Before he was Chad Morris, highest-paid coordinator in college football, he was Chad Morris, struggling high school coach. 

After winning a state championship and playing for three more as the head coach at Elysian Fields and Bay City, Morris became the second head coach trying and failing to duplicate Art Briles' success at Stephenville. It wasn't working. People wanted him gone. He wasn't calling plays like Briles called plays, and for that he had to go. "You can get fired quicker as a Texas high school football coach than you can as Clemson's offensive coordinator, I promise you that." 

Morris was close to testing that theory, until he convinced the Stephenville booster club to fly he and his offensive staff to go meet an Arkansas high school coach named Gus Malzahn. Morris had called after Stephenville's season ended, and Malzahn told him to come in early January. The Stephenville staff flied to Little Rock that week to see Malzahn's Springdale team in the state semifinals, and then again the next week for the state championship. By the time they returned in January, Malzahn knew Morris was serious about turning his career around.

From there, Morris describes his career like it's a list of groceries. 

Back-to-back 16-0 state championship seasons at Austin's Lake Travis High School, a 10-win season at Tulsa, an ACC championship in his first year at Clemson and 22 more wins (and 2.6 million more dollars made) in the last two years.

At first, Morris didn't want to go. He and his wife were making good money, and he was sitting on top of a goldmine at Lake Travis (the Cavaliers would go on to win two more state championships following Morris' departure). Life was good in Austin. It wasn't until Todd Graham, himself a former Texas high school football coach, convinced Morris to join him in Tulsa by saying that he could impact more lives in college ball than high school. 

Now, after years of sitting and listening to college coaches speak at conventions, Morris is the college coach speaking to the people he used to be. Sunday night at the AFCA Convention in Indianapolis, Morris dished on his philosophy and his habits to a group of several hundred high school and (mostly small) college coaches.

- In calling a game, Morris likes to call two reverses a game and take three deep shots a quarter. He firmly believes in running his quarterbacks. He tries to score on every play. "I told Coach Swinney from day one, 'You're going to have to tell me 'woah', not 'go'." He referenced his play call from Clemson's one-yard line in the Orange Bowl. Morris tried to score a touchdown, but the play ended in a safety. "Somebody scored, it just wasn't us."

- Morris writes his game plan down six different times by the time Saturday rolls around. Beginning with film study on Sunday afternoon, the he'll review selected plays (usually about one third) from the day before, so he can get clarification from his assistants or vice versa. On Sunday night, he watches the first half of the last three games from that week's opponent. He gives each offensive assistant his own film to study (second down, red zone, etc.) on Monday morning. He lets the staff go at about 8:30 or 9 p.m. on Monday night, but he stays until about two in the morning - with his GAs, of course. "Sometimes it's easier if you get everybody out of there, throw some country and western on, and get to work."

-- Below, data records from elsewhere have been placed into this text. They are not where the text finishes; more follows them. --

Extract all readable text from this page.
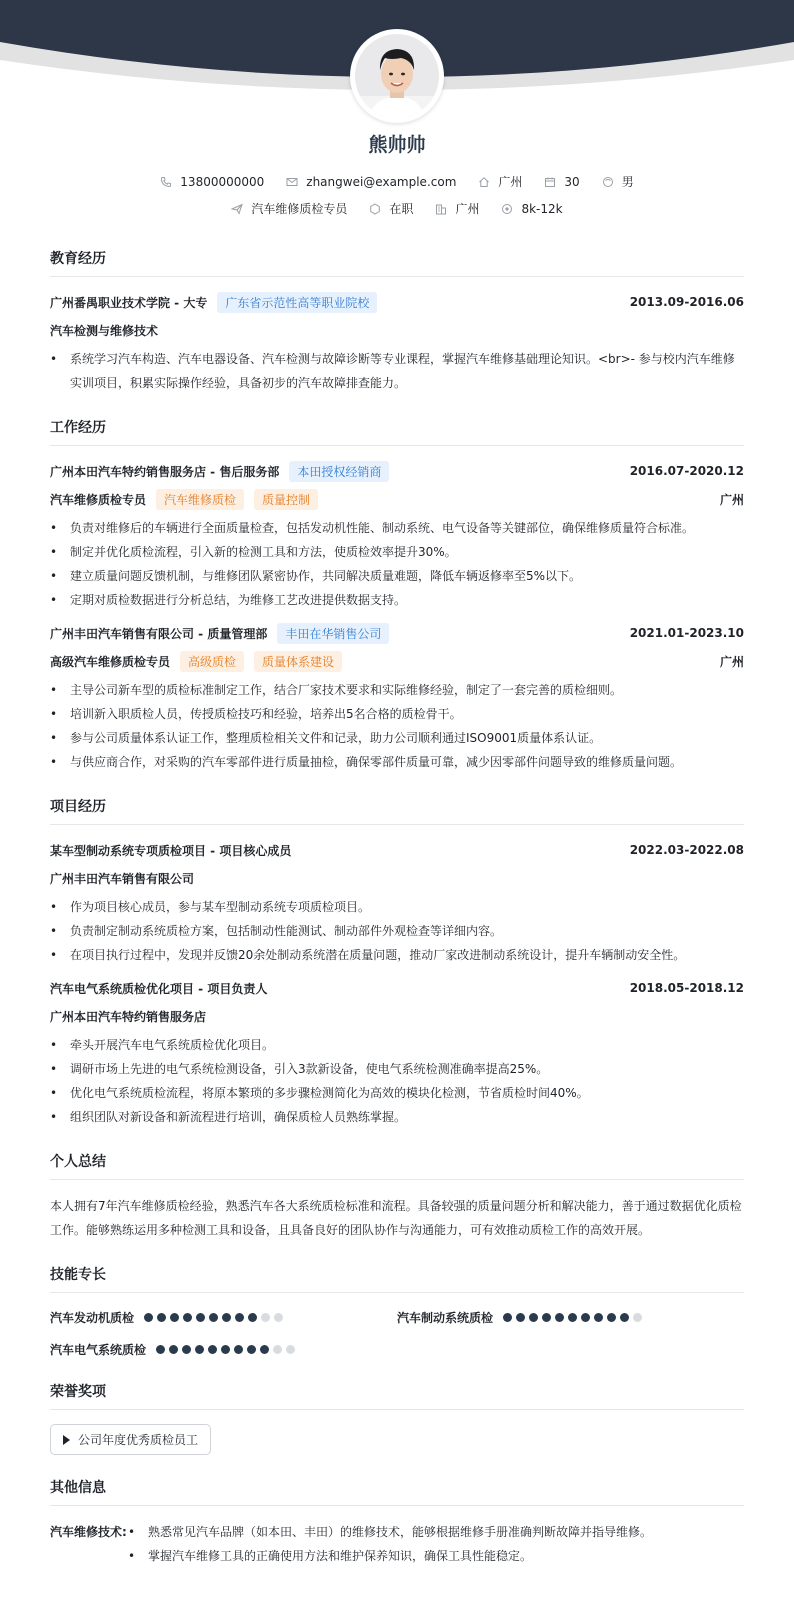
熊帅帅
13800000000	zhangwei@example.com	广州	30	男
汽车维修质检专员	在职	广州	8k-12k
教育经历
广州番禺职业技术学院 - 大专	广东省示范性高等职业院校	2013.09-2016.06
汽车检测与维修技术
• 系统学习汽车构造、汽车电器设备、汽车检测与故障诊断等专业课程，掌握汽车维修基础理论知识。<br>- 参与校内汽车维修实训项目，积累实际操作经验，具备初步的汽车故障排查能力。
工作经历
广州本田汽车特约销售服务店 - 售后服务部	本田授权经销商	2016.07-2020.12
汽车维修质检专员	汽车维修质检	质量控制	广州
• 负责对维修后的车辆进行全面质量检查，包括发动机性能、制动系统、电气设备等关键部位，确保维修质量符合标准。
• 制定并优化质检流程，引入新的检测工具和方法，使质检效率提升30%。
• 建立质量问题反馈机制，与维修团队紧密协作，共同解决质量难题，降低车辆返修率至5%以下。
• 定期对质检数据进行分析总结，为维修工艺改进提供数据支持。
广州丰田汽车销售有限公司 - 质量管理部	丰田在华销售公司	2021.01-2023.10
高级汽车维修质检专员	高级质检	质量体系建设	广州
• 主导公司新车型的质检标准制定工作，结合厂家技术要求和实际维修经验，制定了一套完善的质检细则。
• 培训新入职质检人员，传授质检技巧和经验，培养出5名合格的质检骨干。
• 参与公司质量体系认证工作，整理质检相关文件和记录，助力公司顺利通过ISO9001质量体系认证。
• 与供应商合作，对采购的汽车零部件进行质量抽检，确保零部件质量可靠，减少因零部件问题导致的维修质量问题。
项目经历
某车型制动系统专项质检项目 - 项目核心成员	2022.03-2022.08
广州丰田汽车销售有限公司
• 作为项目核心成员，参与某车型制动系统专项质检项目。
• 负责制定制动系统质检方案，包括制动性能测试、制动部件外观检查等详细内容。
• 在项目执行过程中，发现并反馈20余处制动系统潜在质量问题，推动厂家改进制动系统设计，提升车辆制动安全性。
汽车电气系统质检优化项目 - 项目负责人	2018.05-2018.12
广州本田汽车特约销售服务店
• 牵头开展汽车电气系统质检优化项目。
• 调研市场上先进的电气系统检测设备，引入3款新设备，使电气系统检测准确率提高25%。
• 优化电气系统质检流程，将原本繁琐的多步骤检测简化为高效的模块化检测，节省质检时间40%。
• 组织团队对新设备和新流程进行培训，确保质检人员熟练掌握。
个人总结
本人拥有7年汽车维修质检经验，熟悉汽车各大系统质检标准和流程。具备较强的质量问题分析和解决能力，善于通过数据优化质检工作。能够熟练运用多种检测工具和设备，且具备良好的团队协作与沟通能力，可有效推动质检工作的高效开展。
技能专长
汽车发动机质检	汽车制动系统质检
汽车电气系统质检
荣誉奖项
公司年度优秀质检员工
其他信息
汽车维修技术:
•	熟悉常见汽车品牌（如本田、丰田）的维修技术，能够根据维修手册准确判断故障并指导维修。
• 掌握汽车维修工具的正确使用方法和维护保养知识，确保工具性能稳定。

- Tuesday is the day he studies third down. "If you want to win at any level," Morris said, "you better be good on third down. Third and one or two will win you a lot of ballgames."

- He reviews the plan with the staff on Wednesday, and the game plan is done by Wednesday night or Thursday morning.

- Morris noted that Clemson scored on 66 percent of the possessions in which it did not go three-and-out last season.

- Morris is part of the minority of offensive coordinators that calls the game from the field. The reason is two-fold. First, he likes to look his quarterback in the eyes. "Sometimes you need to look him in the eye and say, 'Hey look, this is pretty serious, dude.'" Face-to-face communication with the offensive line is also important to Morris. He speaks to them first after every series, and requires his quarterbacks to sit with the linemen on the bench.

- Second, Morris says he'd be too anxious to call plays from the press box. "I don't smoke, but if I did I'd smoke a carton of cigarettes up there," he said.

- Clemson quarterbacks spend 15 minutes every day on nothing but footwork.

- Morris tells his quarterbacks that it's his job to think and their job to play. "Don't think, just play," he said. "Let me do the thinking, you play." He also stressed that agonizing over a perfect play call should be avoided. "If you have to call the perfect play, it's going to be a long night anyway," Morris said.

- Ultimately, Morris builds his entire offense around getting a one-on-one match-up with the ball in the air. "If we can get the ball in the air in a one-on-one match-up, we've done our job. If we can't win it, then we've got to recruit better."